I laid there in the hospital bed, just learning I would be having an emergency cesarean section. My first delivery was natural and I never anticipated things going any other way with my second pregnancy.
I was already crushed simply because I had invested so much time in preparing for my natural labour and delivery. I was just coming to terms with the fact that there was no other choice. I needed to do what was best for baby and myself. That’s when a loving family member walked in and said “Oh this is just awful. I was praying you would not have to get a c-section. Nobody wants a c-section.” The flood gates broke and I sobbed uncontrollably.
Was I a bad mum for having to get a c-section? Was I less of a mother because of how my baby was being delivered? It was the worst thing that could have been said to me at that very vulnerable moment. Trust me, there are plenty more things I heard over the following days and months. Let me spare you the foot-in-mouth moment and share with you what not to say to a c-section mum.
1. “At least you won’t have to go through labour.”

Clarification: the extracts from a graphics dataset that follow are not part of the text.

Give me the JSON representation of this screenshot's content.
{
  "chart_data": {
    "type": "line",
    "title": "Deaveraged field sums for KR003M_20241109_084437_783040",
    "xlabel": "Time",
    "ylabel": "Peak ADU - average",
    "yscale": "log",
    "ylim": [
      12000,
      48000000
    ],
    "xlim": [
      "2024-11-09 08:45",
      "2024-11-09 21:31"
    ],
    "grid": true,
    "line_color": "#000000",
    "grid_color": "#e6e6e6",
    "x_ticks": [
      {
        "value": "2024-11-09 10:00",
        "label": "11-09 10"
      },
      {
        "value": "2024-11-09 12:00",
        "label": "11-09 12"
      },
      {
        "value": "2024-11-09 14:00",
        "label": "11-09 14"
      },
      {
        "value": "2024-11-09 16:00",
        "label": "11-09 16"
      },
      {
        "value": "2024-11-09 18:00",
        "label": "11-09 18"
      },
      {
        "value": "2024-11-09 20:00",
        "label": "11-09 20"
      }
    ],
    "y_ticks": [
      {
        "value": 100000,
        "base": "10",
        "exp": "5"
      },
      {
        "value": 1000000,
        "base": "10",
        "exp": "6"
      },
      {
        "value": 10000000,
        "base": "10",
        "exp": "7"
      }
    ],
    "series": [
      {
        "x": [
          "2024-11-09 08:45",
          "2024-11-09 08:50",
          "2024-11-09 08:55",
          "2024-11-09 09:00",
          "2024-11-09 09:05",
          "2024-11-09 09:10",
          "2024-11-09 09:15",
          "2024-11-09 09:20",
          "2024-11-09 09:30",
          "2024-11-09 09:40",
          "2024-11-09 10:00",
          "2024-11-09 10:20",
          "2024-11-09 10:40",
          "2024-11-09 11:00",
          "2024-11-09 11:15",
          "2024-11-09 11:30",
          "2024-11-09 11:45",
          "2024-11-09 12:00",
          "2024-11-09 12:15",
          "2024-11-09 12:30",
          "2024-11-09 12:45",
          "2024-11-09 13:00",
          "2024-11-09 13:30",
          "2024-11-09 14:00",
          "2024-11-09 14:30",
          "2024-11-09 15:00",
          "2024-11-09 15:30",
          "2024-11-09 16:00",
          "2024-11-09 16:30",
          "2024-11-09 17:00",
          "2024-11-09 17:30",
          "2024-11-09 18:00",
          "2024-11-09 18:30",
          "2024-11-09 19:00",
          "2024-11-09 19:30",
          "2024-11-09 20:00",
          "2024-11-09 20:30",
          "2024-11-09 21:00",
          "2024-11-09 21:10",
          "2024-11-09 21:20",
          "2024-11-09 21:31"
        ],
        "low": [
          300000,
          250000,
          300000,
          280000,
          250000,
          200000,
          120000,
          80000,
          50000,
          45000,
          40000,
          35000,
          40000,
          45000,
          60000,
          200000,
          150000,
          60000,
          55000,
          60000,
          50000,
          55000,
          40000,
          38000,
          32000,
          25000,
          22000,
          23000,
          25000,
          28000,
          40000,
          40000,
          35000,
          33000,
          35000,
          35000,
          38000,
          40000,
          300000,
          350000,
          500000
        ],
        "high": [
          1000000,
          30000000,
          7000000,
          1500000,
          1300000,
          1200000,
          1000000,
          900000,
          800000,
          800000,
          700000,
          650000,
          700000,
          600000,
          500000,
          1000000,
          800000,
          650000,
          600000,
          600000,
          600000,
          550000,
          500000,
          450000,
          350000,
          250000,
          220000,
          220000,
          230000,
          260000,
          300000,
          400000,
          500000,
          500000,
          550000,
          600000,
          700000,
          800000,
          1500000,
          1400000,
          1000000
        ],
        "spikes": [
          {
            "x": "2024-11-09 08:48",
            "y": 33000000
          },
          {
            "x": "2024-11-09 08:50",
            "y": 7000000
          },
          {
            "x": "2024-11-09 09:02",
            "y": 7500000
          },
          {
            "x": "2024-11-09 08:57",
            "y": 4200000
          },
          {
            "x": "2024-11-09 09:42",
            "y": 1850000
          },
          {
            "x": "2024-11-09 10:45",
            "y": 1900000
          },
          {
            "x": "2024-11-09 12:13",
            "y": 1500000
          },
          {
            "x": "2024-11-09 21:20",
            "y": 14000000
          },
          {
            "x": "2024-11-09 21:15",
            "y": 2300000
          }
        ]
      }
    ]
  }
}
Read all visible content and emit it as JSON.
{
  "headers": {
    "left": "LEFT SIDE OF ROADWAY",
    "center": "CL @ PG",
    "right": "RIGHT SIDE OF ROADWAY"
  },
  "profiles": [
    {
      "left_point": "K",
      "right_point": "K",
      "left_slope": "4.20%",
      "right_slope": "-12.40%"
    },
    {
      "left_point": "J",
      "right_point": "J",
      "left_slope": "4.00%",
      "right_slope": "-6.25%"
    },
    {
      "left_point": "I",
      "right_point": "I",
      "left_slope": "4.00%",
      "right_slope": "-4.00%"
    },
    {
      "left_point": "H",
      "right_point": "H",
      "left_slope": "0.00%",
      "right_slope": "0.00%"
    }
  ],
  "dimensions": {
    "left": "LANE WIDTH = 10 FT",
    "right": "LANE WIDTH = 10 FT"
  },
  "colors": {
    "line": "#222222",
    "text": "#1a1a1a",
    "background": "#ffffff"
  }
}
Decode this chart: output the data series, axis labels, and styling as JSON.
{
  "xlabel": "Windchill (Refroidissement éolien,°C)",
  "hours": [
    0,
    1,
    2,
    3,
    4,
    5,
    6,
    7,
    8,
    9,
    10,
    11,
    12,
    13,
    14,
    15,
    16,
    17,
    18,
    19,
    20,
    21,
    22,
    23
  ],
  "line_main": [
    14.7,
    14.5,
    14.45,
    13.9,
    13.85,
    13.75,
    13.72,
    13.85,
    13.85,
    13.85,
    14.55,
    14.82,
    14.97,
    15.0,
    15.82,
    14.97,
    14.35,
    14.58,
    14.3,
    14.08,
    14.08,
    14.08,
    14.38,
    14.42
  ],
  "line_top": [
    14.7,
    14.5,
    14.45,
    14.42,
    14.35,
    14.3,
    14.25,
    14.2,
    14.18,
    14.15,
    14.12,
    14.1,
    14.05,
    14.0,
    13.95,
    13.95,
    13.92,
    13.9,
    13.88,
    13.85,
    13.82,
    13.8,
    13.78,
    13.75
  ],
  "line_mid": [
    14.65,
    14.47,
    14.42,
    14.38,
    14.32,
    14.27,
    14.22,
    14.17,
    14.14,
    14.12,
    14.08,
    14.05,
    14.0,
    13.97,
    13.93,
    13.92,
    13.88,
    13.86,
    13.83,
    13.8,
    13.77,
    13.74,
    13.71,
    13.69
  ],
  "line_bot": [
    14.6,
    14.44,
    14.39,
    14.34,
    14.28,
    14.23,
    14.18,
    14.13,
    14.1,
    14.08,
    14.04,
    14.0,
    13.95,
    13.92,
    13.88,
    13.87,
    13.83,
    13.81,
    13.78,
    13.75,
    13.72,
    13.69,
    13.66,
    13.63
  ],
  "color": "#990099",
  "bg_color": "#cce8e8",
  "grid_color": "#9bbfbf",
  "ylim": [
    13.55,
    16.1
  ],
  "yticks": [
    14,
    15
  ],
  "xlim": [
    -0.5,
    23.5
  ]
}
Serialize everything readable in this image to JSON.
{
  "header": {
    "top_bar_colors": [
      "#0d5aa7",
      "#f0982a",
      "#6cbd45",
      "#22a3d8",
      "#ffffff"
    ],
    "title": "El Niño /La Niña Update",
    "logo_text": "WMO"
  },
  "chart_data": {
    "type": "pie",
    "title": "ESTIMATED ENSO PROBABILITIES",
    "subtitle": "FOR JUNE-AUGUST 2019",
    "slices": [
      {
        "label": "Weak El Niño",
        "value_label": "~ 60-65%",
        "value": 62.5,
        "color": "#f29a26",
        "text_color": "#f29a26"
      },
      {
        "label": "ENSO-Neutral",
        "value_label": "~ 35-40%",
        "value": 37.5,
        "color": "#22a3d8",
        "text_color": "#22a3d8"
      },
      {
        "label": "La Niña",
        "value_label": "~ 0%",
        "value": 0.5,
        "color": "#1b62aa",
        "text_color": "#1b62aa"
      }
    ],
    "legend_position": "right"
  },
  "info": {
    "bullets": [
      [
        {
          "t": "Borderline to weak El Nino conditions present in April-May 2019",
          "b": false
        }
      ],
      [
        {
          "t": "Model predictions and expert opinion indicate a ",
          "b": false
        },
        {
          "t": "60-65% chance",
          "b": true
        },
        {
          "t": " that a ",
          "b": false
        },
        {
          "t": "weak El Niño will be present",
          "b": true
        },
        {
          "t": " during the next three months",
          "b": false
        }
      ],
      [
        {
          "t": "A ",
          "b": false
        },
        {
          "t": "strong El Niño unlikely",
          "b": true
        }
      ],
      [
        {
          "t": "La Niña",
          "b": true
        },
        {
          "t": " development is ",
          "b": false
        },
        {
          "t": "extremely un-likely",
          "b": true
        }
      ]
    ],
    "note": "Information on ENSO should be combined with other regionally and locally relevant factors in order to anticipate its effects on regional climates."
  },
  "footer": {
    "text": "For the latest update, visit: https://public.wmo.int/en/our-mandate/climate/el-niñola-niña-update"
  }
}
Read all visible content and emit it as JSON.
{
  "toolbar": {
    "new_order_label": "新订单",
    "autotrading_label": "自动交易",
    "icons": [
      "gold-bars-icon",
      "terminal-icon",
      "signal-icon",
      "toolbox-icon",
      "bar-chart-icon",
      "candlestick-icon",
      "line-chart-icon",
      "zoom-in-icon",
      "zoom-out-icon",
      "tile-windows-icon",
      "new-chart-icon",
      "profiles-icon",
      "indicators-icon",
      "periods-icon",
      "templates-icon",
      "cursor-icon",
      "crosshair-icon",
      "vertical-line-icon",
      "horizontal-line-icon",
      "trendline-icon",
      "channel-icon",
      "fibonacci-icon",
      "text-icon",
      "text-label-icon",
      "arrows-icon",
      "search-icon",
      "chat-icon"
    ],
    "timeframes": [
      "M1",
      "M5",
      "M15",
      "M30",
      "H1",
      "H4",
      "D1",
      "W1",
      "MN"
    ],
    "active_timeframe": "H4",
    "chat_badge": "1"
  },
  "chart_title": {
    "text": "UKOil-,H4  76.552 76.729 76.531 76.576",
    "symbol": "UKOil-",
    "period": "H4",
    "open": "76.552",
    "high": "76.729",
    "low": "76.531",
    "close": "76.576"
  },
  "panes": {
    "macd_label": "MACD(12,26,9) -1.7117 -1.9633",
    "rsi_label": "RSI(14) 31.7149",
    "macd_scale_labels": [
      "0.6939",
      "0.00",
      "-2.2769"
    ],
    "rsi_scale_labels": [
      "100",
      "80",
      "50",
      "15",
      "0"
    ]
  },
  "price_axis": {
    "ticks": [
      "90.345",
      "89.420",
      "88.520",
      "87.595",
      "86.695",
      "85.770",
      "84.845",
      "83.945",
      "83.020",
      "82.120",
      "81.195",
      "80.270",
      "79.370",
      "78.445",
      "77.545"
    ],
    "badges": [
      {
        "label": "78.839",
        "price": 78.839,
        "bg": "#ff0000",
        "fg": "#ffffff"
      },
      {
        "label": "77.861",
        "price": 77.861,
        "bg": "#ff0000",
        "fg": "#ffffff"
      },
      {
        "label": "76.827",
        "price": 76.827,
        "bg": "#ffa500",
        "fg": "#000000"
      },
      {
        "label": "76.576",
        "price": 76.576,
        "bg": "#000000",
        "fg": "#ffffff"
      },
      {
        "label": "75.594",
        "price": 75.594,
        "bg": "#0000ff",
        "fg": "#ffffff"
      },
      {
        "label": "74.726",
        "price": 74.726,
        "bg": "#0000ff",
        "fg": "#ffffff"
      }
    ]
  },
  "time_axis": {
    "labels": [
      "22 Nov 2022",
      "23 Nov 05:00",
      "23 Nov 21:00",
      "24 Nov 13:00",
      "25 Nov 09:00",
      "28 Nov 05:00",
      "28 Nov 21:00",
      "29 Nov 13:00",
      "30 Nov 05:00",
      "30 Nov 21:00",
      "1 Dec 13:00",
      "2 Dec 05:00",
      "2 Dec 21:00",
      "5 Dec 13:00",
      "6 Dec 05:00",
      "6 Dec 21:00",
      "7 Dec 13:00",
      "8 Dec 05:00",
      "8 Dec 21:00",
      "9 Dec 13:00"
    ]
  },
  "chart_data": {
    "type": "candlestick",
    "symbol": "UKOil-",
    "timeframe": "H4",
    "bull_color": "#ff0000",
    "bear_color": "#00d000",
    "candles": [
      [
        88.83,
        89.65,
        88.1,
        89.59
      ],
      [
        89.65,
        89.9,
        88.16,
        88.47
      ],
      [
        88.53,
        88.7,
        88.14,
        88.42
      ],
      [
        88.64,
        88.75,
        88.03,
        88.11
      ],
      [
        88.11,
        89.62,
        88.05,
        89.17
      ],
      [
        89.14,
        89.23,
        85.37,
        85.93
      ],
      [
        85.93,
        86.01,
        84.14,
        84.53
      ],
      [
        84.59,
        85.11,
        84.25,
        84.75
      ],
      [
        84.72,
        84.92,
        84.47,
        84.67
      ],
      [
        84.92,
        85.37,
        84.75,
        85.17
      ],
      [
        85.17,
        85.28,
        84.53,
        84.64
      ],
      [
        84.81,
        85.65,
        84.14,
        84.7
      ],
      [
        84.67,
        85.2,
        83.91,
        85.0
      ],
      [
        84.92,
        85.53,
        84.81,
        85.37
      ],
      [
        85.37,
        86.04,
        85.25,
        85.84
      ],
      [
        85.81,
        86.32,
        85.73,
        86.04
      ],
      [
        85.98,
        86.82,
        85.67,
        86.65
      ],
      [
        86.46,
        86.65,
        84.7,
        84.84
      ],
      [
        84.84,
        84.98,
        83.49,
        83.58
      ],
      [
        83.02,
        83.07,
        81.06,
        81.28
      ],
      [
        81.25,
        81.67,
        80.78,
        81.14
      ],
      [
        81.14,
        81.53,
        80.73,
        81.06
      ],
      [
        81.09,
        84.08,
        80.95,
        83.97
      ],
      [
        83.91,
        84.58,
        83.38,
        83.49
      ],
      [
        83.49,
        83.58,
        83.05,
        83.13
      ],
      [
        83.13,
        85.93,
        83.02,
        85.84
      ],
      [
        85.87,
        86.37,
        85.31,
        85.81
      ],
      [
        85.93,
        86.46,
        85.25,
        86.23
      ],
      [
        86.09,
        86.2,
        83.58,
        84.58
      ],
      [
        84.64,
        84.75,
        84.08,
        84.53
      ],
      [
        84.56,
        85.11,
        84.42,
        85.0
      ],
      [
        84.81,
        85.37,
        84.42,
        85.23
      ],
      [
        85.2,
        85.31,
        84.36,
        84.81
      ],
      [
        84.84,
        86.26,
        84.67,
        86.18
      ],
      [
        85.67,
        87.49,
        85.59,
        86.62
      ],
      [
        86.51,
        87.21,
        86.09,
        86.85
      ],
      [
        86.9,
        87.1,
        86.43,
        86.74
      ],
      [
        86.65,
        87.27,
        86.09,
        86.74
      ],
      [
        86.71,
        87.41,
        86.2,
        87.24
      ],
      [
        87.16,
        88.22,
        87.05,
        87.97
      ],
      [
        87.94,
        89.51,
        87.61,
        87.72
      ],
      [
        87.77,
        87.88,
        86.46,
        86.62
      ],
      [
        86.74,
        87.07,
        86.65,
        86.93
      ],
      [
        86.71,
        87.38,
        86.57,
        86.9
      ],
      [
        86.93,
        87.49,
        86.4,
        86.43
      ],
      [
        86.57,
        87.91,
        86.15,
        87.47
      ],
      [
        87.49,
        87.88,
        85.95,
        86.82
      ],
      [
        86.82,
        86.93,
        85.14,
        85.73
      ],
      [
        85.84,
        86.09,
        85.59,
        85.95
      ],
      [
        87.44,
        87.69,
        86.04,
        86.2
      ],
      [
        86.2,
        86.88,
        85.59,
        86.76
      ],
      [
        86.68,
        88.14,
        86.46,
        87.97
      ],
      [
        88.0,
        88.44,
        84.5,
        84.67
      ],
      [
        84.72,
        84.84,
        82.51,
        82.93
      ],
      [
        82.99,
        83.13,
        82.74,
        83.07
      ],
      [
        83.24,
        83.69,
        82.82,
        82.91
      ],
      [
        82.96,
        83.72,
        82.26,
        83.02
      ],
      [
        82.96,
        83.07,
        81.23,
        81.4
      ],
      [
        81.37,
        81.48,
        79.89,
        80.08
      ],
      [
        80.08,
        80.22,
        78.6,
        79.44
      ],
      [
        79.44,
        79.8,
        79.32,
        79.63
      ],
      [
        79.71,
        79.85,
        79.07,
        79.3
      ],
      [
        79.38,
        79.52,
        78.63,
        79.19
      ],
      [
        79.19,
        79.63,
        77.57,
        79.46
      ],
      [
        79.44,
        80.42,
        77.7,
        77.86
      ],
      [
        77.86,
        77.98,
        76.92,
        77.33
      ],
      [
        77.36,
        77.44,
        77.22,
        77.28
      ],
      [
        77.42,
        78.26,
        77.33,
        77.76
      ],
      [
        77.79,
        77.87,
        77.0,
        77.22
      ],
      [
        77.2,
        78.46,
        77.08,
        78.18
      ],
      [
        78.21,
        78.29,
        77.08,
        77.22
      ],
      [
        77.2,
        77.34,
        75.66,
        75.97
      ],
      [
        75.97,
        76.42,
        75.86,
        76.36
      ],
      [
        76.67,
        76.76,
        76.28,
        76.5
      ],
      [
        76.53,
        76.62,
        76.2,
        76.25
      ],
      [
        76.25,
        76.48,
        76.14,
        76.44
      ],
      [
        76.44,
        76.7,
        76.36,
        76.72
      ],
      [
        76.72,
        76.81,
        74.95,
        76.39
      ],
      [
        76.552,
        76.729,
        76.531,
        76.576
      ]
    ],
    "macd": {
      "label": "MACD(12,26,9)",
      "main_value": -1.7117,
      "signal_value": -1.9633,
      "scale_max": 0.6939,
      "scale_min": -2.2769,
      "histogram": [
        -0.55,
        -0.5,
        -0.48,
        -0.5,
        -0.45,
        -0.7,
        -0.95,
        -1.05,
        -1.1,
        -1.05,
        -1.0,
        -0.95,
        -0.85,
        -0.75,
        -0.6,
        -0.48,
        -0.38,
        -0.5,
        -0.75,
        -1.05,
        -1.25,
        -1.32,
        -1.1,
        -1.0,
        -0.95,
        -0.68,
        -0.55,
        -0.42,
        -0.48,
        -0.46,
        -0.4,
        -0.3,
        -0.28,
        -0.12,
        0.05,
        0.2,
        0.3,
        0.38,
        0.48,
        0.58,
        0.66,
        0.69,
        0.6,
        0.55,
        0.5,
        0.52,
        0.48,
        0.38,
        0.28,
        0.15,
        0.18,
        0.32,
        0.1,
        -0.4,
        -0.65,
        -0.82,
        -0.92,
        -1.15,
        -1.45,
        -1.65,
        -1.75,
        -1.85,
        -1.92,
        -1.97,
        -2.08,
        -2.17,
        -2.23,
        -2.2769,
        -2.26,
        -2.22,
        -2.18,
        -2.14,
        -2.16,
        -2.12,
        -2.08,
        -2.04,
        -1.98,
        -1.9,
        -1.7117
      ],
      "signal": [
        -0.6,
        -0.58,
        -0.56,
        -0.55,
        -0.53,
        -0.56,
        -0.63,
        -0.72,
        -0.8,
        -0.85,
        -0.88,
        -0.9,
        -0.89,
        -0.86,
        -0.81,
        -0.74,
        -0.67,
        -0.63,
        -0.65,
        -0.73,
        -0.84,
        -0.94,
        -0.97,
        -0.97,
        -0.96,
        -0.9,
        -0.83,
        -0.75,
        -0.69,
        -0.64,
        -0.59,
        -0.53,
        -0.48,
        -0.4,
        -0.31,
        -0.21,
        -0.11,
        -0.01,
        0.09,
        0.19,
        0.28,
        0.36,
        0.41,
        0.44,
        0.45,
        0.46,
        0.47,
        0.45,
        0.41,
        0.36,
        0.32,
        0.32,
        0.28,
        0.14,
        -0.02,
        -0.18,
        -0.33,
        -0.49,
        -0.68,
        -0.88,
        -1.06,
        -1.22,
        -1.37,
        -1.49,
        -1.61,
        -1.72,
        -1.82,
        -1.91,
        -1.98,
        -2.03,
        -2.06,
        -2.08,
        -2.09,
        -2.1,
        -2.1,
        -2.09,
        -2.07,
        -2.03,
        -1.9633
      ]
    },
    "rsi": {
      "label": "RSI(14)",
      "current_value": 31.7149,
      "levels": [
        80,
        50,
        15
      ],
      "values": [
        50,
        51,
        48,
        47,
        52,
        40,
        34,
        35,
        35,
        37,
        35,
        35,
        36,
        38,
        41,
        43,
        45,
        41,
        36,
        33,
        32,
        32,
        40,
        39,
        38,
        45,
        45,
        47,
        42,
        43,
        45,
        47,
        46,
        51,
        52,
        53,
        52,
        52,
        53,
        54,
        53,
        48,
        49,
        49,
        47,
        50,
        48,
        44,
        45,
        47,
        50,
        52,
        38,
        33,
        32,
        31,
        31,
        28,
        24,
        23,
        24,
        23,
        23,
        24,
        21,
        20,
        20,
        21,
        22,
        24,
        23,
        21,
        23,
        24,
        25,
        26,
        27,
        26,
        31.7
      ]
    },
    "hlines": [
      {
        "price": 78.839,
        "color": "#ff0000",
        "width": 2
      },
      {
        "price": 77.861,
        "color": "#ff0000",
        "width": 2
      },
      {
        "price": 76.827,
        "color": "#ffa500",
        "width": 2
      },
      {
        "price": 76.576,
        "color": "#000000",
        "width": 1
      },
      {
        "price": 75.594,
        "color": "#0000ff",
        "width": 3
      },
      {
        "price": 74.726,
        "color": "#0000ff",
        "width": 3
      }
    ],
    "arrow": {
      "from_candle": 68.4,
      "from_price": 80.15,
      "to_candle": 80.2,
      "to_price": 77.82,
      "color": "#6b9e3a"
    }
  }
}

Actually, this is wrong. With my second pregnancy that ended in an emergency c-section, we were unaware it would be needed. My baby flipped last minute turning breech. I laboured for hours the entire day before, all through the night and the next day until I went into the hospital. With my third child, a scheduled c-section, I went into labour early the day before and waited it out at the hospital until the following morning for surgery. I was very dilated and refused an epidural because I knew more medication was to come during surgery. Trust me, I have laboured with each.
2. “I’m having a hard time deciding who I want in the delivery room with me.”
That must be a very nice problem to have. C-section mums do not get to pick and choose who comes in the surgery room with us. We get one person and for most we can’t record or take pictures until after baby is in recovery area with us. We don’t get to have someone in there taking pictures at most hospitals, or have loving family members cheering us on. I remember crying over the time I wanted my husband and my best friend with me only to find out it wasn’t allowed in the operating room.